Los ataques MitM (Man-in-the-Middle), “hombre en el medio” en castellano, son muy difíciles de detectar. Consiste en que el ciberdelincuente consigue situarse en el medio de la comunicación entre dos interlocutores y, de ese modo, tener la posibilidad de modificar los mensajes para su beneficio, sin que las otras partes se enteren de ello. Los interlocutores dan por buenos los mensajes de la otra parte y pueden facilitar datos sensibles, contraseñas o cualquier otro tipo de información que puede ser utilizada por el delincuente para su lucro.

Entre las principales acciones para prevenirlo se encuentran el acceder siempre a sitios web con el certificado de conexión segura, proteger la red wifi de la empresa, o tener actualizado el software que utilicemos.

7. Spam

El spam es el más conocido de los ciberataques. Es la recepción de mensajes no solicitados ni deseados, que se envían de forma masiva. Normalmente se asocian a mensajes de correo electrónico, pero su concepto es mucho más amplio y también se refieren a mensajes SMS o incluso llamadas telefónicas.
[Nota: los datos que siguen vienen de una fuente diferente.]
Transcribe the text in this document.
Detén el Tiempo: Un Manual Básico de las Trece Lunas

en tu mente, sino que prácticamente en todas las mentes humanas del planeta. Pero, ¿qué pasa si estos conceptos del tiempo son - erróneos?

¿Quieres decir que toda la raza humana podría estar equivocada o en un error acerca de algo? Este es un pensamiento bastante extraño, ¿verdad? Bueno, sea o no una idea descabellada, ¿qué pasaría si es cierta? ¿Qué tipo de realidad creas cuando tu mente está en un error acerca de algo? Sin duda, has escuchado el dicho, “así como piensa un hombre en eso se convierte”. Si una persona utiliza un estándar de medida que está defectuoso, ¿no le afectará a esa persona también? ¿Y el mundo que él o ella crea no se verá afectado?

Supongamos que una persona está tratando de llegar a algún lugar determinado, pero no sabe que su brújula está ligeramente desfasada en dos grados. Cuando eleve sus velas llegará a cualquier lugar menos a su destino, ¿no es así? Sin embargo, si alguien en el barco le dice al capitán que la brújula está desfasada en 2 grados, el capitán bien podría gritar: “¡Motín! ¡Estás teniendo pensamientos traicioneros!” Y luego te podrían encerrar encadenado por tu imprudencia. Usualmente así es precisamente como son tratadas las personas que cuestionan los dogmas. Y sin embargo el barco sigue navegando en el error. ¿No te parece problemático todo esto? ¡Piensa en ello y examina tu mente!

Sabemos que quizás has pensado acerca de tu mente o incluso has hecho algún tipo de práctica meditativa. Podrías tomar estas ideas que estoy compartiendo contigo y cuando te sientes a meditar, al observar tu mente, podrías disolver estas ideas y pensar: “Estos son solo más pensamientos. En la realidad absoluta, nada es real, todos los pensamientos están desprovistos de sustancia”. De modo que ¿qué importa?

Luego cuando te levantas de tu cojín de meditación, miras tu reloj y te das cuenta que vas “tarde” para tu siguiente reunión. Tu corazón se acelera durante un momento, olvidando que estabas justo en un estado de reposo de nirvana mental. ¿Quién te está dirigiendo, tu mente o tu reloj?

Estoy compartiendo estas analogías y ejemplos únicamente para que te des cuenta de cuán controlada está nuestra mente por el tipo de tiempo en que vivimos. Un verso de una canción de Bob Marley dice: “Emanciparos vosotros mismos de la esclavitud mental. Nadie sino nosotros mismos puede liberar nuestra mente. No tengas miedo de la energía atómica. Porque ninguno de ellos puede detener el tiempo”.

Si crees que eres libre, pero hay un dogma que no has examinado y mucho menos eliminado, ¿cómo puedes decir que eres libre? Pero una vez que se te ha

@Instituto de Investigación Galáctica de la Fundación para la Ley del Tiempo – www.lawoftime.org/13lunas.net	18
A diferencia del phishing, el spam no suele tener un carácter malicioso y buscar introducirse en nuestro sistema. El principal objetivo del spam es vender algo, aunque sea mediante el engaño. Entre los problemas que acarrea para una organización se encuentra el tiempo y dinero que hay que dedicar para evitarlo o eliminarlo.

Primer plano de unas manos escribiendo en el teclado de un portátil

Cómo hacer frente y protegerse los ciberataques

Como hemos visto, protegerse de los ciberataques es una labor ardua pero necesaria. Y es que los ataques cibernéticos no solo nos afectan a nosotros. También podemos causar daños a terceros a consecuencia de ver nuestros sistemas informáticos vulnerados. En este sentido, contar con un seguro de responsabilidad civil adecuado es más que necesario.

Pero, cualquier caso, la prevención resulta fundamental. Y los consejos habituales no dejan de tener vigencia: no acceder a sitios web que no sean de confianza; no descargar ni abrir archivos de origen desconocido, cambiar las contraseñas habitualmente y configurarlas de forma compleja o mantener todo el software de nuestros equipos actualizados son pautas básicas que nos ayudarán.